Als Antwort auf: Re: Ende der von Peter am 01. Dezember 2003 16:36:59:

Man trennt sie wahrscheinlich, weil es auch damals zwei getrennte Bereiche waren, mit unterschiedlichen Gerichten und verschiedenen geografischen Schwerpunkten im Ausmaß der Verfolgung. Während z.B. die Inquisition in Spanien wütete, war die Hexenverfolgung dort geringer als in nördlichen Ländern.
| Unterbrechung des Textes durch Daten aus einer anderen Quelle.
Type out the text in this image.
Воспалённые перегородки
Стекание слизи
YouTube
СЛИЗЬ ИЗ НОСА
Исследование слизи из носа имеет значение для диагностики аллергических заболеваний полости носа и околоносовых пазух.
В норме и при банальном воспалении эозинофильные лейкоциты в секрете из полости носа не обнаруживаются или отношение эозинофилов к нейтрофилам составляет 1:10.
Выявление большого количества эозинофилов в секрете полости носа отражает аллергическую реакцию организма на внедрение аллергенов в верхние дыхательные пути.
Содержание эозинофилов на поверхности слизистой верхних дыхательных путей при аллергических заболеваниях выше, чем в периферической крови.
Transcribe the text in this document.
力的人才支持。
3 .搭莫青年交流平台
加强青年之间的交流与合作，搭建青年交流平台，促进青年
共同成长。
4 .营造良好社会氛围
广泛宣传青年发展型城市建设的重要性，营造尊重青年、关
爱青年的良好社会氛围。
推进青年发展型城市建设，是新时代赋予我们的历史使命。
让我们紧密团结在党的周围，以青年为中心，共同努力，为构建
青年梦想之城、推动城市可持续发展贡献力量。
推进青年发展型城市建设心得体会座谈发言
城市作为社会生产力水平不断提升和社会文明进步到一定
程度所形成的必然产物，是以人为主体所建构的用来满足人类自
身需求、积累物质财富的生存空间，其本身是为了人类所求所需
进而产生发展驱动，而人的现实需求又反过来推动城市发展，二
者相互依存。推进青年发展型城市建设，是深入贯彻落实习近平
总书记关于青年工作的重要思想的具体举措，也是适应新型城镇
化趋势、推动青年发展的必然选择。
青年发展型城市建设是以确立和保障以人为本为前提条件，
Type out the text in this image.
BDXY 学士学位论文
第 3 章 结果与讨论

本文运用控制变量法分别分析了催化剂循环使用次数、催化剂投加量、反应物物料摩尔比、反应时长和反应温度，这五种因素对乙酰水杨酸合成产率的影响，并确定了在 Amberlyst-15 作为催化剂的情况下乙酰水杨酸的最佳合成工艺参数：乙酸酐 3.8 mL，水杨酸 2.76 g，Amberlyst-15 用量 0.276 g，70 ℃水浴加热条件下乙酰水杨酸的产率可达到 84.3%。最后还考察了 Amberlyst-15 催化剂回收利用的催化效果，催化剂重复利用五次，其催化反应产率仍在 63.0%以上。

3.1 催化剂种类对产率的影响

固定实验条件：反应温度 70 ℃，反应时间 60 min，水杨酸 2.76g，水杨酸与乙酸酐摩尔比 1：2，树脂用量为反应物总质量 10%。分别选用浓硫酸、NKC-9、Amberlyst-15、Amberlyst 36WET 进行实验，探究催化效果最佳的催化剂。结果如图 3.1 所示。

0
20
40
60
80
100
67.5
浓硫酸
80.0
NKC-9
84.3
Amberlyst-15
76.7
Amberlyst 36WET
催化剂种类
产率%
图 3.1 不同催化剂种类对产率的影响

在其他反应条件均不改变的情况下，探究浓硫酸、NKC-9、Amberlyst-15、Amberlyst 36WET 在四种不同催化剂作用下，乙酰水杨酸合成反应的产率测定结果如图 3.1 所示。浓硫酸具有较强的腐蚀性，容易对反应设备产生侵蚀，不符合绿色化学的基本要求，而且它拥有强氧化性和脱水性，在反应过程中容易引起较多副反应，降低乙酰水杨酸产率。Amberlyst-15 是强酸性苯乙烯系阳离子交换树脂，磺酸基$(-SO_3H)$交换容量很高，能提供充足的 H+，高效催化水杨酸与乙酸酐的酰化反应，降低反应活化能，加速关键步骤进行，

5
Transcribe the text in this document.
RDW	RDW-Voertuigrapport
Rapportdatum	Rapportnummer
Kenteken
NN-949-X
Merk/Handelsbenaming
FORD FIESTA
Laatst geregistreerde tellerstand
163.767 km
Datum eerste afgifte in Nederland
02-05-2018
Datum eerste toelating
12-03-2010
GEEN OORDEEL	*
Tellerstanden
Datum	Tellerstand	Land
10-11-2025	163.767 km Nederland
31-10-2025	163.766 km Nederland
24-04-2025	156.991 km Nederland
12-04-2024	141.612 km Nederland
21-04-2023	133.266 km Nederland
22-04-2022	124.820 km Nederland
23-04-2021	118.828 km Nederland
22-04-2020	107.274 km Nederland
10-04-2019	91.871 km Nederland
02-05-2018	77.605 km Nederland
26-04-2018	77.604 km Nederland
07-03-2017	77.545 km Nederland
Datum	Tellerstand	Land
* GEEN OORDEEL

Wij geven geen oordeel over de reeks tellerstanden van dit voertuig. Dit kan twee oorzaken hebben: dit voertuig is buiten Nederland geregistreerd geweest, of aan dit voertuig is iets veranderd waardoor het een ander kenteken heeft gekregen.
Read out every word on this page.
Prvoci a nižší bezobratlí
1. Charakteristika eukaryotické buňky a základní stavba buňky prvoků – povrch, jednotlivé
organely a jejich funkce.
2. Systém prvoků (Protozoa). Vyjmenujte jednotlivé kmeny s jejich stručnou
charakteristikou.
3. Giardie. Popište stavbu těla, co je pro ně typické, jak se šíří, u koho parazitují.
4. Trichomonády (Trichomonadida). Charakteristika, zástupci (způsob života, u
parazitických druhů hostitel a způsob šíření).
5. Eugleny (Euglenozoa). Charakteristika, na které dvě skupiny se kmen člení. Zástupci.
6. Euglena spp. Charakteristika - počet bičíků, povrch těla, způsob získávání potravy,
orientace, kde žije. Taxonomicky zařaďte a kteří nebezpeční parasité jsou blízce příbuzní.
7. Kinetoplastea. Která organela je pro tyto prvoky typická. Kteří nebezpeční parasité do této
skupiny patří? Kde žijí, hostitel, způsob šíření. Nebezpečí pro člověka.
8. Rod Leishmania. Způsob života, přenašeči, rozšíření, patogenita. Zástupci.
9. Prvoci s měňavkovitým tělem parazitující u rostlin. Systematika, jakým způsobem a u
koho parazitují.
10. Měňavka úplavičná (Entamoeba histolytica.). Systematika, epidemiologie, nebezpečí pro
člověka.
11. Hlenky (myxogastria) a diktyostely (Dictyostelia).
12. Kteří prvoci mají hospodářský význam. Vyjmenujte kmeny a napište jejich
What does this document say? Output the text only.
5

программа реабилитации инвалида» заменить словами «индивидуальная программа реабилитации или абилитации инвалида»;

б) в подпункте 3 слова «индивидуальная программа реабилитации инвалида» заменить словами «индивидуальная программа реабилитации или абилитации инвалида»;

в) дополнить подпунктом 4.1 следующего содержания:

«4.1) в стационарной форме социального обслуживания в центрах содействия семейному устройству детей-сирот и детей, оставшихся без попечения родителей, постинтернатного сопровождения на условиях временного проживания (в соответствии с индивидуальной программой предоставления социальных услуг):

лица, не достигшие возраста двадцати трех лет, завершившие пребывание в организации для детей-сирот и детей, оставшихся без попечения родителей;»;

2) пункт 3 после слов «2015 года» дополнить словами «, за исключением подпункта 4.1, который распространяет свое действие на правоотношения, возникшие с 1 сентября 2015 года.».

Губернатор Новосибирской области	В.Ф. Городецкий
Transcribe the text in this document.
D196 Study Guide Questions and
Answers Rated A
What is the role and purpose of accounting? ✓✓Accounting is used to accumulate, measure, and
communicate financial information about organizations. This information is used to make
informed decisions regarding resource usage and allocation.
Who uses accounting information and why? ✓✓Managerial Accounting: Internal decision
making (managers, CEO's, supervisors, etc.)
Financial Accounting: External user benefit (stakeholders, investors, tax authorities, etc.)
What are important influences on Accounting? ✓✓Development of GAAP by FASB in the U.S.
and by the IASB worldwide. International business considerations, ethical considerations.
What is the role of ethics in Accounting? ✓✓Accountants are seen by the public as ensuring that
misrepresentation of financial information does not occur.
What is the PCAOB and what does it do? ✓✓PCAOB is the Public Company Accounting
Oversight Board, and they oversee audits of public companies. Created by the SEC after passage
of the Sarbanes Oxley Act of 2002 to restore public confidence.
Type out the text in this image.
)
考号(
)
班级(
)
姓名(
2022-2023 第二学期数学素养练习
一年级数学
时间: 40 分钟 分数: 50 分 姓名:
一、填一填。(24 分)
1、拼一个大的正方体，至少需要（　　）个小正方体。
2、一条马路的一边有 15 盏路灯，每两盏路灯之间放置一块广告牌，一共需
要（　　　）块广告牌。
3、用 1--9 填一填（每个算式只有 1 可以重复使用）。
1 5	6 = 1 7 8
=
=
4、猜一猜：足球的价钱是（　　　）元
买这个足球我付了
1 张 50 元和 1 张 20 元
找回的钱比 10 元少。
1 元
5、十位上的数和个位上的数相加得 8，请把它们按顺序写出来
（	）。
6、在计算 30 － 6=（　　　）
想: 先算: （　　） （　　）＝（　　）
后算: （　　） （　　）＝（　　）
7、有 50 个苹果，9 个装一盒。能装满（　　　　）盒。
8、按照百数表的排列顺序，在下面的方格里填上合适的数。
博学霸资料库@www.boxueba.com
Eben! Wieso diese Trennung? Wenn man von einer Verfolgung "Andersgläubiger" spricht, dann war die Verfolgung überall gleich. Einziger Unterschied wäre dann der Anklagepunkt, ob ein anderer Glaube, oder magische Praktiken angeklagt wurden. In Spanien wurden auch Anklagen gegen Hexen vom Inquisitionsgericht verfolgt.
Praktisches Beispiel: Um meinen nervenden Nachbarn in Bayern loszuwerden, mußte ich vor 300 Jahren ihn der Zauberei beschuldigen. Würde ich in Spanien leben, müßte ich ihn widergöttlicher Äußerungen beschuldigen. Was für ein Unterschied! Was halt grad modern und in der Gegend aktuell ist. Maschendrahtzaun auf mittelalterlich.

Es gibt ja Teile Europas, in der die Hexenverfolgung kaum Fuß fassen konnte, z.B. die nördlichen Länder, aber auch Polen.

Bist du sicher, dass in nördlichen Ländern weniger Hexen verfolgt wurden? In Schweden z.B. weiß ich aus eigener Information von etlichen Hexenprozessen. Ich kenne aber im Augenblick kein Vergleichszahlen.

Dachte, ich hätts wo gelesen. Fand aber jetzt nur die Zahlen, daß in Schweden mehrheitlich Frauen als Hexen verbrannt wurden. In katholischen Gebieten waren es oft mehr Männer.